Abaixou a cabeça, com medo de que, se olhasse para ela, sua esposa, a mulher que ele

amara e com quem vivera durante 53 anos, ele começasse a chorar e não conseguisse mais parar.

Assim, ficou sentado ao lado da cama de Sharla, sussurrando ao seu ouvido o quanto a amava. E

pensou que jamais conseguiria olhar para outra mulher depois que Sharla morresse. E de fato, as

vizinhas, com seus kugel e decotes, não o atraíam. Ninguém o encantara... até agora.

Não que Ella o fizesse lembrar de Sharla — pelo menos não fisicamente. Sharla era

baixinha e com a idade encolhera ainda mais. Tinha olhos redondos e azuis e cabelos louros

encaracolados, um nariz grande demais e um quadril igualmente grande que ela detestava.

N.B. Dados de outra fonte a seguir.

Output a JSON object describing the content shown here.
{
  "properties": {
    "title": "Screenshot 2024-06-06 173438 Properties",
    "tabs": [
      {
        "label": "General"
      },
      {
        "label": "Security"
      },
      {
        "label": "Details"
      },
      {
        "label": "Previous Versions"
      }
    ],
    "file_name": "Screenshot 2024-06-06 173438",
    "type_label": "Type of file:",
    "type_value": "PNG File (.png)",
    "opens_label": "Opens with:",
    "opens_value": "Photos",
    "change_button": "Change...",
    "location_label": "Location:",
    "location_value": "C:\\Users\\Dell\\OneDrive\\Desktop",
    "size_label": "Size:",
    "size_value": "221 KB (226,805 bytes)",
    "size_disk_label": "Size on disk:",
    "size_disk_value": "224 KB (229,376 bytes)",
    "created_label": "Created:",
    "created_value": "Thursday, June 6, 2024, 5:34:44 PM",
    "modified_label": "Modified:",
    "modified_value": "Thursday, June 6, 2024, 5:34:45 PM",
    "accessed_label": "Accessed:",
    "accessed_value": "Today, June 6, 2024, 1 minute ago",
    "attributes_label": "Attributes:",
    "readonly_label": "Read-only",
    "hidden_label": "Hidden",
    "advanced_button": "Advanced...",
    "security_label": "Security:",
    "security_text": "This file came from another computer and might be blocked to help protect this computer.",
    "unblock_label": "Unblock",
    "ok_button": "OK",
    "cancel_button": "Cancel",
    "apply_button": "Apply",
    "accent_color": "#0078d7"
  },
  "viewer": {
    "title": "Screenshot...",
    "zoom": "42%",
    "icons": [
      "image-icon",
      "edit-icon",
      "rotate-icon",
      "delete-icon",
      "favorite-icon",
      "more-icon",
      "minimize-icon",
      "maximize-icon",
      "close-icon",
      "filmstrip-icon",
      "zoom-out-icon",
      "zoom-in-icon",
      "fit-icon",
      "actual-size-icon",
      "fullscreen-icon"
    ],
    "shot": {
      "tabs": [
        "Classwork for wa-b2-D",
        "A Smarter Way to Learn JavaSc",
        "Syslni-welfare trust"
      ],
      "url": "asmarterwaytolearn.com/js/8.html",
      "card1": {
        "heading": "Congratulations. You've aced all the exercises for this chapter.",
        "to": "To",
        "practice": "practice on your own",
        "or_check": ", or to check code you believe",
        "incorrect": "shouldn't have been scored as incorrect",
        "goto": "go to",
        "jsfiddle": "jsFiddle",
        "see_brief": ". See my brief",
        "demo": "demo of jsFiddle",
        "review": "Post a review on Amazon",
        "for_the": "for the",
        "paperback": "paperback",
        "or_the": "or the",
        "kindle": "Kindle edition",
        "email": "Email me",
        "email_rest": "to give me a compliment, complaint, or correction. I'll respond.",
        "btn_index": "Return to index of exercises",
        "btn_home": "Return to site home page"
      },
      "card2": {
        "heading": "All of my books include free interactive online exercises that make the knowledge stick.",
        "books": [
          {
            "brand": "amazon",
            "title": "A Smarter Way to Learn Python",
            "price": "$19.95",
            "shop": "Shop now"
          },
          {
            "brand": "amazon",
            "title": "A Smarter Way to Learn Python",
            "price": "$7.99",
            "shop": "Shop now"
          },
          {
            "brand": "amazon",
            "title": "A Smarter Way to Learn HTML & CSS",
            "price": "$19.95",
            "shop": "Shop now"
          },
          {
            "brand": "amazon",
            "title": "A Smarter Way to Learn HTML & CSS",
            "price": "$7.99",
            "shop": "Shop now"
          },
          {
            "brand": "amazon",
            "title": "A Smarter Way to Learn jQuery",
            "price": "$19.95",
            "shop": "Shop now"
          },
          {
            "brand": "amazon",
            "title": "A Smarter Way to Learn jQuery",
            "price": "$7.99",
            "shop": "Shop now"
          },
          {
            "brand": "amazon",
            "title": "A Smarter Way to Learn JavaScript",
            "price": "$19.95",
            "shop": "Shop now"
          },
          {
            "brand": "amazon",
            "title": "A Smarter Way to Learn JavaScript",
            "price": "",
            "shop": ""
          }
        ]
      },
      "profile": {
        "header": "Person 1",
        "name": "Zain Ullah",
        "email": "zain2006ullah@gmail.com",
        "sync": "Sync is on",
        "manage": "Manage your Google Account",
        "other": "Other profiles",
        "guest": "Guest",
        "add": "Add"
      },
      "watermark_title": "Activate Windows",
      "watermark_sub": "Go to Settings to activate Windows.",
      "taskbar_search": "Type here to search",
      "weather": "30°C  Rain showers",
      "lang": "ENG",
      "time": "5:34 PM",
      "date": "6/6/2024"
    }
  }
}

Adorava batom coral e bijuterias: colares de contas de vidro pintadas, brincos grandes que

reluziam e tilintavam quando se movia. Sharla sempre o fizera lembrar de algum pássaro pequeno

e exótico com plumagem iridescente e canto alto e agradável. Mas Ella era diferente. Era mais

alta, com feições mais delicadas — nariz fino, queixo firme — e cabelos longos e castanho-

avermelhados que mantinha numa trança em torno da cabeça, ainda que todas as outras senhoras

de Golden Acres usassem cabelo curto. Ella lembrava-lhe um pouco Katherine Hepburn — uma

Katherine Hepburn judia, não tão régia ou intimidadora. Ella era uma Hepburn mergulhada

numa melancolia secreta.

— Hepburn — murmurou. Ele balançou a cabeça por suas tolices e começou a subir os

degraus. Desejou que sua camisa não estivesse amassada. Ele se arrependeu por não ter vindo de

chapéu.

— Ora, olá!

Lewis levou um susto tão forte que chegou mesmo a dar um pulinho, e então fitou a

mulher cujo rosto não reconhecia.

— Mavis Gold — informou a mulher. — E aonde você está indo, vestido assim deste

jeito?

— Eu... bem...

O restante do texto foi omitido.